Of course, I never got to know any of the “Big Three.” And really, my reservations toward Bream were pure folly. In truth, he was arguably second to none as a scholar, and fiercely conscientious in his way of playing, even as he had a totally personal sound and approach. But I got older, and as the amount of my own performance material ballooned to 8-9 hours or more per concert season (plus frequent recording deadlines), my youthful reserve toward Bream faded. I gradually realized that he was the ultimate classical musician and artist, regardless of instrument. He was the main role model for me the whole time.
Julian Bream is shown here with a student in Liechtenstein in July 1985. Photo by Georg Erlich / CC BY-SA 3.0
And hey, he could comp and blow over changes on American songbook lead sheets and jazz tunes. (C’mon, he named one of his dogs Django!) Bream was hip, sophisticated, and earthy, all at once. In hindsight, he was like a guitarist from the future. He shepherded new guitar pieces by Arnold, Britten, Henze, Takemitsu, and Walton, to name a few. He played lute for the first half of many of his recitals. If half the audience left after Part 1 of Hans Werner Henze’s caustic Royal Winter Music, Bream didn’t care. That right there is as rock or punk an attitude as anything within the pop world.
Albums like Classic Guitar, Popular Classics for Spanish Guitar, 20th Century Guitar, the 1978 Villa-Lobos LP, the Granados/Albéniz, the ¡Guitarra! video series—on and on it goes. I probably listened to his Villa-Lobos Concerto every day the summer after my senior year of high school, and it was as exciting and moving to me as that year’s Public Enemy record. No phony showmanship, cheap histrionics, or careful image manipulation. Just real confidence, vitality, artistry, musicianship, and a lot of killer guitar playing. This person actually existed!

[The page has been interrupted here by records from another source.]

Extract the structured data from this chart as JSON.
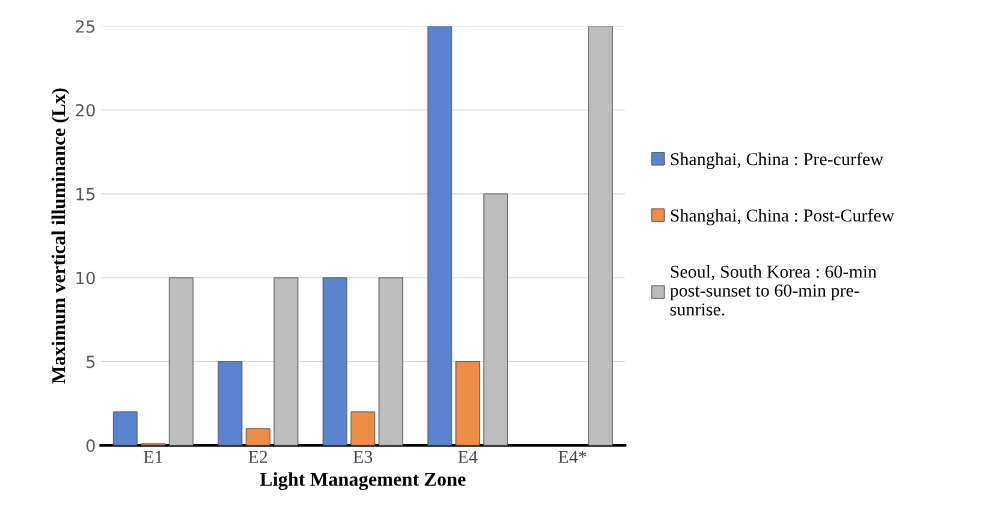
{
  "chart_data": {
    "type": "bar",
    "xlabel": "Light Management Zone",
    "ylabel": "Maximum vertical illuminance (Lx)",
    "categories": [
      "E1",
      "E2",
      "E3",
      "E4",
      "E4*"
    ],
    "series": [
      {
        "name": "Shanghai, China : Pre-curfew",
        "color": "#5b84d0",
        "values": [
          2,
          5,
          10,
          25,
          null
        ]
      },
      {
        "name": "Shanghai, China : Post-Curfew",
        "color": "#ef8c45",
        "values": [
          0.1,
          1,
          2,
          5,
          null
        ]
      },
      {
        "name": "Seoul, South Korea : 60-min\npost-sunset to 60-min pre-\nsunrise.",
        "color": "#bdbdbd",
        "values": [
          10,
          10,
          10,
          15,
          25
        ]
      }
    ],
    "ylim": [
      0,
      25
    ],
    "yticks": [
      0,
      5,
      10,
      15,
      20,
      25
    ],
    "grid": "y",
    "legend": "right"
  }
}
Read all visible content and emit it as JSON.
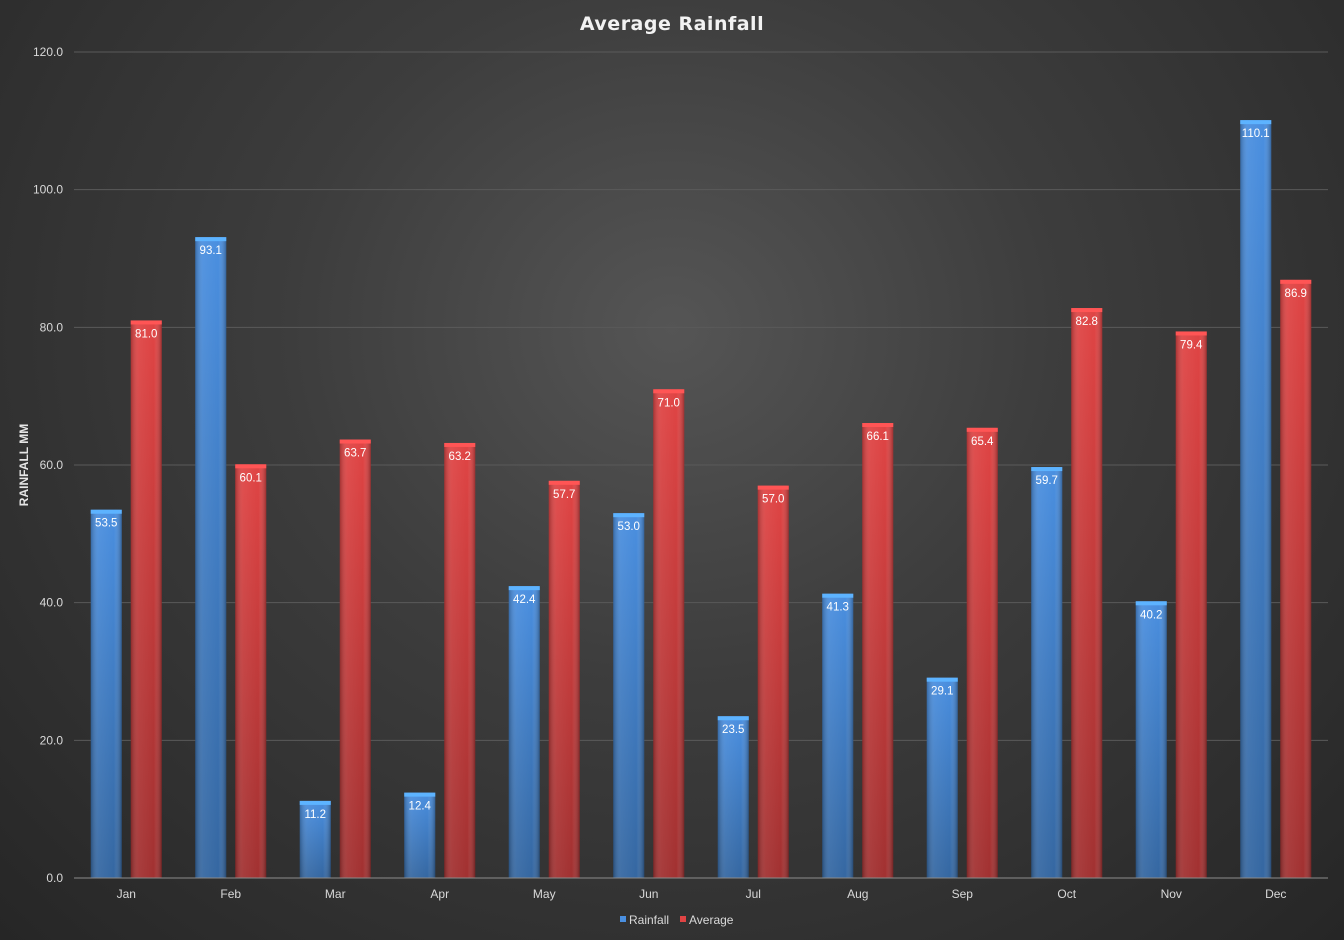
{
  "colors": {
    "rainfall": "#4a8fe0",
    "average": "#e04444",
    "grid": "#5a5a5a",
    "axis": "#8c8c8c"
  },
  "chart_data": {
    "type": "bar",
    "title": "Average Rainfall",
    "xlabel": "",
    "ylabel": "RAINFALL MM",
    "ylim": [
      0,
      120
    ],
    "yticks": [
      "0.0",
      "20.0",
      "40.0",
      "60.0",
      "80.0",
      "100.0",
      "120.0"
    ],
    "grid": true,
    "legend_position": "bottom",
    "categories": [
      "Jan",
      "Feb",
      "Mar",
      "Apr",
      "May",
      "Jun",
      "Jul",
      "Aug",
      "Sep",
      "Oct",
      "Nov",
      "Dec"
    ],
    "series": [
      {
        "name": "Rainfall",
        "color": "#4a8fe0",
        "values": [
          53.5,
          93.1,
          11.2,
          12.4,
          42.4,
          53.0,
          23.5,
          41.3,
          29.1,
          59.7,
          40.2,
          110.1
        ],
        "labels": [
          "53.5",
          "93.1",
          "11.2",
          "12.4",
          "42.4",
          "53.0",
          "23.5",
          "41.3",
          "29.1",
          "59.7",
          "40.2",
          "110.1"
        ]
      },
      {
        "name": "Average",
        "color": "#e04444",
        "values": [
          81.0,
          60.1,
          63.7,
          63.2,
          57.7,
          71.0,
          57.0,
          66.1,
          65.4,
          82.8,
          79.4,
          86.9
        ],
        "labels": [
          "81.0",
          "60.1",
          "63.7",
          "63.2",
          "57.7",
          "71.0",
          "57.0",
          "66.1",
          "65.4",
          "82.8",
          "79.4",
          "86.9"
        ]
      }
    ]
  }
}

Whether it’s a musician’s responsibility to the instrument, to the audience, to the repertoire, discovering unheard works from bygone eras, exploring contemporary repertoire, balancing year after year of concert performances, recording, or following a true voice and vision—Bream did it all. One could argue that no classical guitarist has done more for the instrument and its future. The number and scope of his contributions are staggering.
Julian Bream will always be a towering giant in my mind and in my heart.